Sécurité et sûreté à l’international des collaborateurs : des enjeux mal identifiés par les entreprises françaises

Les menaces d’attentat et d’enlèvement visant des Occidentaux n’ont jamais été aussi élevées. Le site diplomatie.gouv.fr édité par le ministère des Affaires étrangères déconseille formellement de se rendre au Mali, au Niger, en Mauritanie et les pays limitrophes de la zone sahélienne. Outil indispensable pour connaître l’évolution des risques à l’étranger, ce site gagnerait à être davantage connu des entreprises qui envoient leurs collaborateurs à l’international.

C’est du moins ce que montre le deuxième baromètre de la sécurité des collaborateurs à l’international réalisé en 2015 par le cabinet de sondages Opinionway pour le compte du Club des directeurs de sécurité des entreprises (CDSE) et de l’assureur Axa Assistance. Après un premier baromètre réalisé en octobre 2014, cette étude a été menée en décembre auprès d’un échantillon de 303 représentants de PME et grandes entreprises françaises ayant envoyé au moins un salarié à l’étranger dans les 12 derniers mois. Les résultats montrent que les décideurs ne sont que 55% à connaître la rubrique conseils aux voyageurs du ministère des Affaires étrangères. Un chiffre en baisse de 16% par rapport au précédent sondage. Signe qu’il y a des efforts à fournir du côté de l’Administration française pour gagner en visibilité.

Le sondage montre toutefois que 43% des sondés ont conscience de la menace élevée qui pèse à l’international pour les entreprises et les citoyens français. Soit une croissance de 16% par rapport à 2014. Point préoccupant, les problématiques de sécurité et de sûreté à l’étranger sont encore mal identifiées par les entreprises françaises. 19% seulement se sentent exposées à des risques à l’international. Pour 71% des répondants, l’envoi de collaborateurs à l’étranger présente autant de risques qu’auparavant. En revanche, les risques d’attentat sont jugés les plus importants par 52% des sondés contre 17% en 2014 et 45% en octobre 2015. Trois zones focalisent les attentions. A savoir, l’Afrique du nord-Moyen-Orient, l’Afrique (hors Afrique du nord) et l’Amérique centrale et du sud. Pour autant, les entreprises ne sont que 24% à avoir adopté un dispositif de gestion de crise lors de déplacements professionnels à l’étranger.

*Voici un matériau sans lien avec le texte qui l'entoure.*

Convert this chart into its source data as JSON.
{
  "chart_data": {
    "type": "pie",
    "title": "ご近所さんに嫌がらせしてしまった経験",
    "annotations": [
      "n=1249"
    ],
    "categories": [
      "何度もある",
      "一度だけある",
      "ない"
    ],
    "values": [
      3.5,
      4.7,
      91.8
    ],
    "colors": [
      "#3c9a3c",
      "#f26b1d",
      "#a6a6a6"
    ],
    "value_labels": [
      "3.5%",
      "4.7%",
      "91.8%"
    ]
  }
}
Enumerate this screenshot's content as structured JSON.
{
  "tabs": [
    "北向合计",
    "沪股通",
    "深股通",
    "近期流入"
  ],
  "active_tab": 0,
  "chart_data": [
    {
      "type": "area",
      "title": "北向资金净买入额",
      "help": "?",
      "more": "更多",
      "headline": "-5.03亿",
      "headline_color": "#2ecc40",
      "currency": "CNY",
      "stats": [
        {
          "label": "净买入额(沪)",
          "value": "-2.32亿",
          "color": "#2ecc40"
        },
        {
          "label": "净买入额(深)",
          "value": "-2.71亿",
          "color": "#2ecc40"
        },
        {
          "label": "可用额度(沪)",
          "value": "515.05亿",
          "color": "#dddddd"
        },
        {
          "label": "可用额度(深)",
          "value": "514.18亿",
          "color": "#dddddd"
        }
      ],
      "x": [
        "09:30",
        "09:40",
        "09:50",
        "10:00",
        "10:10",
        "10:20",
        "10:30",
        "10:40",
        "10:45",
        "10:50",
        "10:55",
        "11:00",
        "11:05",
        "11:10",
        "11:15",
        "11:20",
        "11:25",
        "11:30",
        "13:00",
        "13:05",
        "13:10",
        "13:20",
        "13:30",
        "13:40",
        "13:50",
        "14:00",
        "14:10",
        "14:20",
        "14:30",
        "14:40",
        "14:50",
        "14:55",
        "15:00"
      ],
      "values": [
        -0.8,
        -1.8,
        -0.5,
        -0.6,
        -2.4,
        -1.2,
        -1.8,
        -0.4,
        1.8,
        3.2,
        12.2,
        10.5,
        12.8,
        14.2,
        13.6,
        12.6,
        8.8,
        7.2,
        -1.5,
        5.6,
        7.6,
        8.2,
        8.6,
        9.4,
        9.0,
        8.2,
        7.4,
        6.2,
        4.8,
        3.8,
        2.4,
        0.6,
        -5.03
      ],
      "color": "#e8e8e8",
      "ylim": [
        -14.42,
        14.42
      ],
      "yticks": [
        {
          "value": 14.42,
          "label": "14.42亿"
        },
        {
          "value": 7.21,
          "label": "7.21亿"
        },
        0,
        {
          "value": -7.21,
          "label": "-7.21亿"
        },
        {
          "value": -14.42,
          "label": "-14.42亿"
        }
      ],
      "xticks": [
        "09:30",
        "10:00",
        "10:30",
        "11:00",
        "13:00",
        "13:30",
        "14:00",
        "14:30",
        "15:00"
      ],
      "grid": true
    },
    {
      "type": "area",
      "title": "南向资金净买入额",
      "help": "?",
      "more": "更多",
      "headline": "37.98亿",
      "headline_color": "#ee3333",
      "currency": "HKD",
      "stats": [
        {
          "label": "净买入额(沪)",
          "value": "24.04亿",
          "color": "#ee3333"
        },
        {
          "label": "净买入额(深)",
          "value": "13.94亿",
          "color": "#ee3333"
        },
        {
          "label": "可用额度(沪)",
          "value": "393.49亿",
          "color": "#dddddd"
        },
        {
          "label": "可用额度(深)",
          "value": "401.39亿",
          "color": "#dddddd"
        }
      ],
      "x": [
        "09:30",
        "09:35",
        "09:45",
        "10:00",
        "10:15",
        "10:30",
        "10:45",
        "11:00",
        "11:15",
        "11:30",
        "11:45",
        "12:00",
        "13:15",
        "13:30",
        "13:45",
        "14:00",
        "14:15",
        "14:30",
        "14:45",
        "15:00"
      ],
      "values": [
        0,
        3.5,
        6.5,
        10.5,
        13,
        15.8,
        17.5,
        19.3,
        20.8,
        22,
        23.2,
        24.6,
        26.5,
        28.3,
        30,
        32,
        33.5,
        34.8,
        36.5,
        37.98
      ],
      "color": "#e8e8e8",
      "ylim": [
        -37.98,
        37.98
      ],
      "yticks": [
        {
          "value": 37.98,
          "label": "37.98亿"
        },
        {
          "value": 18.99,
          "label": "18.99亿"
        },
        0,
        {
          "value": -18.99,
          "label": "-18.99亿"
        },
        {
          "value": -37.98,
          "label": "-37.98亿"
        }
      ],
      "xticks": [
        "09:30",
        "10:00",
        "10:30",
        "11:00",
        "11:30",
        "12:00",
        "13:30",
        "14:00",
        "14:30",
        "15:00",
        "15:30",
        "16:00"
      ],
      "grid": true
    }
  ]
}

Mais la situation s’améliore. Une entreprise sur deux a contracté une assurance spécifique. Tandis que l’implication au sein de l’entreprise progresse. 50% des organisations dédient une personne à la gestion de la sécurité et sûreté des collaborateurs à l’étranger, soit une hausse de 19% par rapport à 2014. Par ailleurs, deux entreprises sur cinq dispensent des formations de sensibilisation aux enjeux de la sécurité auprès des collaborateurs concernés. La moitié des entreprises soumet ses salariés à des procédures spécifiques pour préparer leurs déplacements. Mais elles ne sont que 28% à le faire systématiquement.

Eliane Kan 

* L’étude a été menée entre le 30 novembre et le 11 décembre 2015 auprès de 303 représentants d’entreprises de plus de 50 salariés ayant envoyé au cours des 12 derniers mois au moins un salariés à l’étranger. Parmi les répondants, on dénombrait 20% de directeurs des ressources humaines, 21% de directeurs administratifs et financiers, 20% membres de la direction sécurité, sûreté, hygiène et environnement et 8% de responsables ou co-responsables de l’activité.